Andrea DixonMay 1, 2012

Queensland’s plague of natural disasters has been blamed for the sunshine state’s struggling rental market.

Residential vacancy rates there are mostly below 3%, which is the excepted figure for a balanced market in terms of supply and demand, according to figures released by the Real Estate Institute of Queensland (REIQ).

REIQ chief executive officer Anton Kardash says the contraction is a result of slowing house sales and disaster recovery.

“Until recently we had many potential first-home buyers and investors sitting on the sidelines while our market and economy recovered from the natural disasters last year, which has put pressure on our rental market,” he says.
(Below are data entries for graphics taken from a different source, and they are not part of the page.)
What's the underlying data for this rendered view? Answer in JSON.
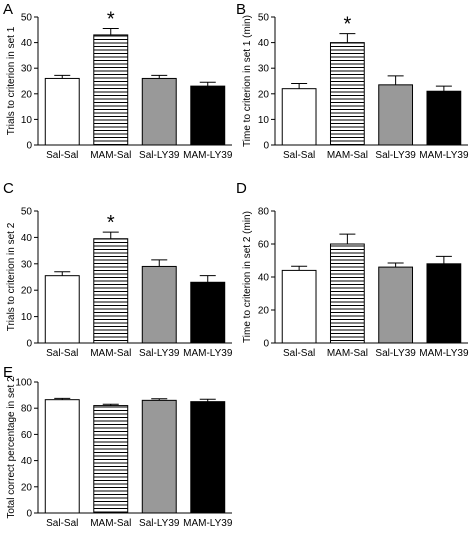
{
  "chart_data": [
    {
      "panel": "A",
      "type": "bar",
      "ylabel": "Trials to criterion in set 1",
      "ylim": [
        0,
        50
      ],
      "yticks": [
        0,
        10,
        20,
        30,
        40,
        50
      ],
      "categories": [
        "Sal-Sal",
        "MAM-Sal",
        "Sal-LY39",
        "MAM-LY39"
      ],
      "values": [
        26,
        43,
        26,
        23
      ],
      "errors": [
        1.2,
        2.5,
        1.2,
        1.5
      ],
      "significance": [
        "",
        "*",
        "",
        ""
      ]
    },
    {
      "panel": "B",
      "type": "bar",
      "ylabel": "Time to criterion in set 1  (min)",
      "ylim": [
        0,
        50
      ],
      "yticks": [
        0,
        10,
        20,
        30,
        40,
        50
      ],
      "categories": [
        "Sal-Sal",
        "MAM-Sal",
        "Sal-LY39",
        "MAM-LY39"
      ],
      "values": [
        22,
        40,
        23.5,
        21
      ],
      "errors": [
        2.0,
        3.5,
        3.5,
        2.0
      ],
      "significance": [
        "",
        "*",
        "",
        ""
      ]
    },
    {
      "panel": "C",
      "type": "bar",
      "ylabel": "Trials to criterion in set 2",
      "ylim": [
        0,
        50
      ],
      "yticks": [
        0,
        10,
        20,
        30,
        40,
        50
      ],
      "categories": [
        "Sal-Sal",
        "MAM-Sal",
        "Sal-LY39",
        "MAM-LY39"
      ],
      "values": [
        25.5,
        39.5,
        29,
        23
      ],
      "errors": [
        1.5,
        2.5,
        2.5,
        2.5
      ],
      "significance": [
        "",
        "*",
        "",
        ""
      ]
    },
    {
      "panel": "D",
      "type": "bar",
      "ylabel": "Time to criterion in set 2  (min)",
      "ylim": [
        0,
        80
      ],
      "yticks": [
        0,
        20,
        40,
        60,
        80
      ],
      "categories": [
        "Sal-Sal",
        "MAM-Sal",
        "Sal-LY39",
        "MAM-LY39"
      ],
      "values": [
        44,
        60,
        46,
        48
      ],
      "errors": [
        2.5,
        6.0,
        2.5,
        4.5
      ],
      "significance": [
        "",
        "",
        "",
        ""
      ]
    },
    {
      "panel": "E",
      "type": "bar",
      "ylabel": "Total correct percentage in set 2",
      "ylim": [
        0,
        100
      ],
      "yticks": [
        0,
        20,
        40,
        60,
        80,
        100
      ],
      "categories": [
        "Sal-Sal",
        "MAM-Sal",
        "Sal-LY39",
        "MAM-LY39"
      ],
      "values": [
        86.5,
        82,
        86,
        85
      ],
      "errors": [
        1.0,
        1.0,
        1.2,
        1.8
      ],
      "significance": [
        "",
        "",
        "",
        ""
      ]
    }
  ],
  "colors": {
    "bar_fills": [
      "#ffffff",
      "hatch",
      "#999999",
      "#000000"
    ],
    "stroke": "#000000"
  }
}
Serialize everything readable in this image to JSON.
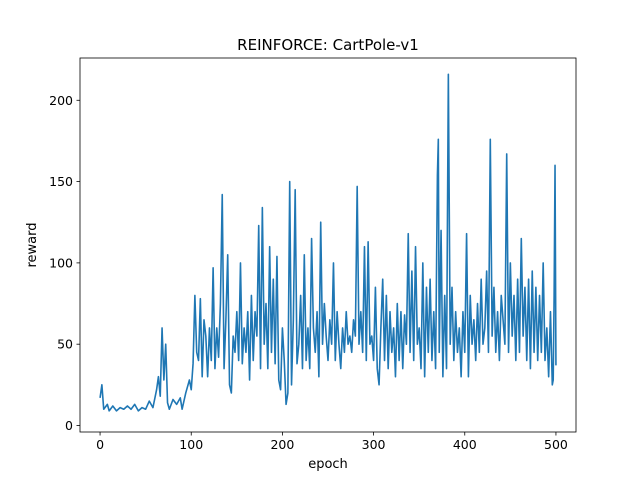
{
  "chart_data": {
    "type": "line",
    "title": "REINFORCE: CartPole-v1",
    "xlabel": "epoch",
    "ylabel": "reward",
    "xlim": [
      -22,
      522
    ],
    "ylim": [
      -4,
      226
    ],
    "xticks": [
      0,
      100,
      200,
      300,
      400,
      500
    ],
    "yticks": [
      0,
      50,
      100,
      150,
      200
    ],
    "grid": false,
    "line_color": "#1f77b4",
    "series": [
      {
        "points": [
          [
            0,
            17
          ],
          [
            2,
            25
          ],
          [
            4,
            10
          ],
          [
            8,
            13
          ],
          [
            10,
            9
          ],
          [
            14,
            12
          ],
          [
            18,
            9
          ],
          [
            22,
            11
          ],
          [
            26,
            10
          ],
          [
            30,
            12
          ],
          [
            34,
            10
          ],
          [
            38,
            13
          ],
          [
            42,
            9
          ],
          [
            46,
            11
          ],
          [
            50,
            10
          ],
          [
            54,
            15
          ],
          [
            58,
            11
          ],
          [
            62,
            22
          ],
          [
            64,
            30
          ],
          [
            66,
            18
          ],
          [
            68,
            60
          ],
          [
            70,
            28
          ],
          [
            72,
            50
          ],
          [
            74,
            14
          ],
          [
            76,
            10
          ],
          [
            80,
            16
          ],
          [
            84,
            13
          ],
          [
            88,
            17
          ],
          [
            90,
            10
          ],
          [
            94,
            20
          ],
          [
            98,
            28
          ],
          [
            100,
            22
          ],
          [
            102,
            38
          ],
          [
            104,
            80
          ],
          [
            106,
            45
          ],
          [
            108,
            40
          ],
          [
            110,
            78
          ],
          [
            112,
            30
          ],
          [
            114,
            65
          ],
          [
            116,
            55
          ],
          [
            118,
            30
          ],
          [
            120,
            60
          ],
          [
            122,
            40
          ],
          [
            124,
            97
          ],
          [
            126,
            35
          ],
          [
            128,
            60
          ],
          [
            130,
            42
          ],
          [
            132,
            75
          ],
          [
            134,
            142
          ],
          [
            136,
            35
          ],
          [
            138,
            65
          ],
          [
            140,
            105
          ],
          [
            142,
            25
          ],
          [
            144,
            20
          ],
          [
            146,
            55
          ],
          [
            148,
            45
          ],
          [
            150,
            70
          ],
          [
            152,
            40
          ],
          [
            154,
            100
          ],
          [
            156,
            38
          ],
          [
            158,
            60
          ],
          [
            160,
            45
          ],
          [
            162,
            70
          ],
          [
            164,
            28
          ],
          [
            166,
            80
          ],
          [
            168,
            40
          ],
          [
            170,
            70
          ],
          [
            172,
            55
          ],
          [
            174,
            123
          ],
          [
            176,
            35
          ],
          [
            178,
            134
          ],
          [
            180,
            50
          ],
          [
            182,
            75
          ],
          [
            184,
            35
          ],
          [
            186,
            110
          ],
          [
            188,
            45
          ],
          [
            190,
            90
          ],
          [
            192,
            38
          ],
          [
            194,
            104
          ],
          [
            196,
            28
          ],
          [
            198,
            22
          ],
          [
            200,
            60
          ],
          [
            202,
            40
          ],
          [
            204,
            13
          ],
          [
            206,
            20
          ],
          [
            208,
            150
          ],
          [
            210,
            25
          ],
          [
            212,
            65
          ],
          [
            214,
            145
          ],
          [
            216,
            38
          ],
          [
            218,
            50
          ],
          [
            220,
            80
          ],
          [
            222,
            35
          ],
          [
            224,
            105
          ],
          [
            226,
            40
          ],
          [
            228,
            60
          ],
          [
            230,
            35
          ],
          [
            232,
            115
          ],
          [
            234,
            60
          ],
          [
            236,
            45
          ],
          [
            238,
            70
          ],
          [
            240,
            30
          ],
          [
            242,
            125
          ],
          [
            244,
            50
          ],
          [
            246,
            75
          ],
          [
            248,
            55
          ],
          [
            250,
            40
          ],
          [
            252,
            65
          ],
          [
            254,
            50
          ],
          [
            256,
            100
          ],
          [
            258,
            40
          ],
          [
            260,
            70
          ],
          [
            262,
            50
          ],
          [
            264,
            35
          ],
          [
            266,
            60
          ],
          [
            268,
            45
          ],
          [
            270,
            70
          ],
          [
            272,
            50
          ],
          [
            274,
            55
          ],
          [
            276,
            45
          ],
          [
            278,
            65
          ],
          [
            280,
            55
          ],
          [
            282,
            147
          ],
          [
            284,
            50
          ],
          [
            286,
            70
          ],
          [
            288,
            45
          ],
          [
            290,
            110
          ],
          [
            292,
            40
          ],
          [
            294,
            113
          ],
          [
            296,
            50
          ],
          [
            298,
            55
          ],
          [
            300,
            40
          ],
          [
            302,
            85
          ],
          [
            304,
            35
          ],
          [
            306,
            25
          ],
          [
            308,
            60
          ],
          [
            310,
            90
          ],
          [
            312,
            40
          ],
          [
            314,
            80
          ],
          [
            316,
            35
          ],
          [
            318,
            70
          ],
          [
            320,
            45
          ],
          [
            322,
            60
          ],
          [
            324,
            30
          ],
          [
            326,
            75
          ],
          [
            328,
            40
          ],
          [
            330,
            70
          ],
          [
            332,
            35
          ],
          [
            334,
            68
          ],
          [
            336,
            50
          ],
          [
            338,
            118
          ],
          [
            340,
            45
          ],
          [
            342,
            95
          ],
          [
            344,
            40
          ],
          [
            346,
            110
          ],
          [
            348,
            50
          ],
          [
            350,
            60
          ],
          [
            352,
            35
          ],
          [
            354,
            100
          ],
          [
            356,
            30
          ],
          [
            358,
            85
          ],
          [
            360,
            45
          ],
          [
            362,
            90
          ],
          [
            364,
            40
          ],
          [
            366,
            70
          ],
          [
            368,
            35
          ],
          [
            370,
            154
          ],
          [
            371,
            176
          ],
          [
            372,
            45
          ],
          [
            374,
            120
          ],
          [
            376,
            30
          ],
          [
            378,
            80
          ],
          [
            380,
            35
          ],
          [
            382,
            216
          ],
          [
            384,
            50
          ],
          [
            386,
            85
          ],
          [
            388,
            40
          ],
          [
            390,
            70
          ],
          [
            392,
            45
          ],
          [
            394,
            60
          ],
          [
            396,
            30
          ],
          [
            398,
            70
          ],
          [
            400,
            45
          ],
          [
            402,
            118
          ],
          [
            404,
            30
          ],
          [
            406,
            80
          ],
          [
            408,
            50
          ],
          [
            410,
            65
          ],
          [
            412,
            40
          ],
          [
            414,
            75
          ],
          [
            416,
            45
          ],
          [
            418,
            90
          ],
          [
            420,
            50
          ],
          [
            422,
            60
          ],
          [
            424,
            95
          ],
          [
            426,
            45
          ],
          [
            428,
            176
          ],
          [
            430,
            55
          ],
          [
            432,
            85
          ],
          [
            434,
            45
          ],
          [
            436,
            70
          ],
          [
            438,
            40
          ],
          [
            440,
            80
          ],
          [
            442,
            65
          ],
          [
            444,
            50
          ],
          [
            446,
            167
          ],
          [
            448,
            45
          ],
          [
            450,
            100
          ],
          [
            452,
            55
          ],
          [
            454,
            80
          ],
          [
            456,
            40
          ],
          [
            458,
            90
          ],
          [
            460,
            45
          ],
          [
            462,
            115
          ],
          [
            464,
            55
          ],
          [
            466,
            85
          ],
          [
            468,
            40
          ],
          [
            470,
            90
          ],
          [
            472,
            35
          ],
          [
            474,
            95
          ],
          [
            476,
            45
          ],
          [
            478,
            85
          ],
          [
            480,
            40
          ],
          [
            482,
            80
          ],
          [
            484,
            45
          ],
          [
            486,
            100
          ],
          [
            488,
            40
          ],
          [
            490,
            60
          ],
          [
            492,
            30
          ],
          [
            494,
            70
          ],
          [
            496,
            25
          ],
          [
            497,
            28
          ],
          [
            498,
            80
          ],
          [
            499,
            160
          ],
          [
            500,
            37
          ]
        ]
      }
    ]
  }
}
Brisbane’s vacancy rate fell to 1.7% from 2.3% in December last year. The inner city was at 1.4% in March this year, down from 1.9% in December 2011.

Queensland’s major regional markets are in worse shape, with the amount of available homes to rent in regional Rockhampton at just 1%. In March last year the vacancy rate there was 1.8%, and that dipped to 0.9 % in December, reflecting rental trauma for tenants.

The resources boom town of Gladstone has a vacancy rate of just 1.4%, and a luxury four-bedroom, two-bathroom house near town will give tenants little change from $1,000 a week.

In far north Queensland the Cairns rental market is also undersupplied, with tight vacancy rate of 2.5%, showing a fall of 0.7% in 12 months. Bundaberg has shown some improvement, with vacancy rates increasing to 3.3% from 2.5% in the year to March 2012.

Queensland’s two major tourist hotspots have comparatively languishing residential rental vacancy rates.

On Noosa’s coast, residential vacancy rates have jumped from 4% in March 2011 to 4.8% this year while on the Gold Coast rates have increased from 3.6% last year to 3.9% in March 2012.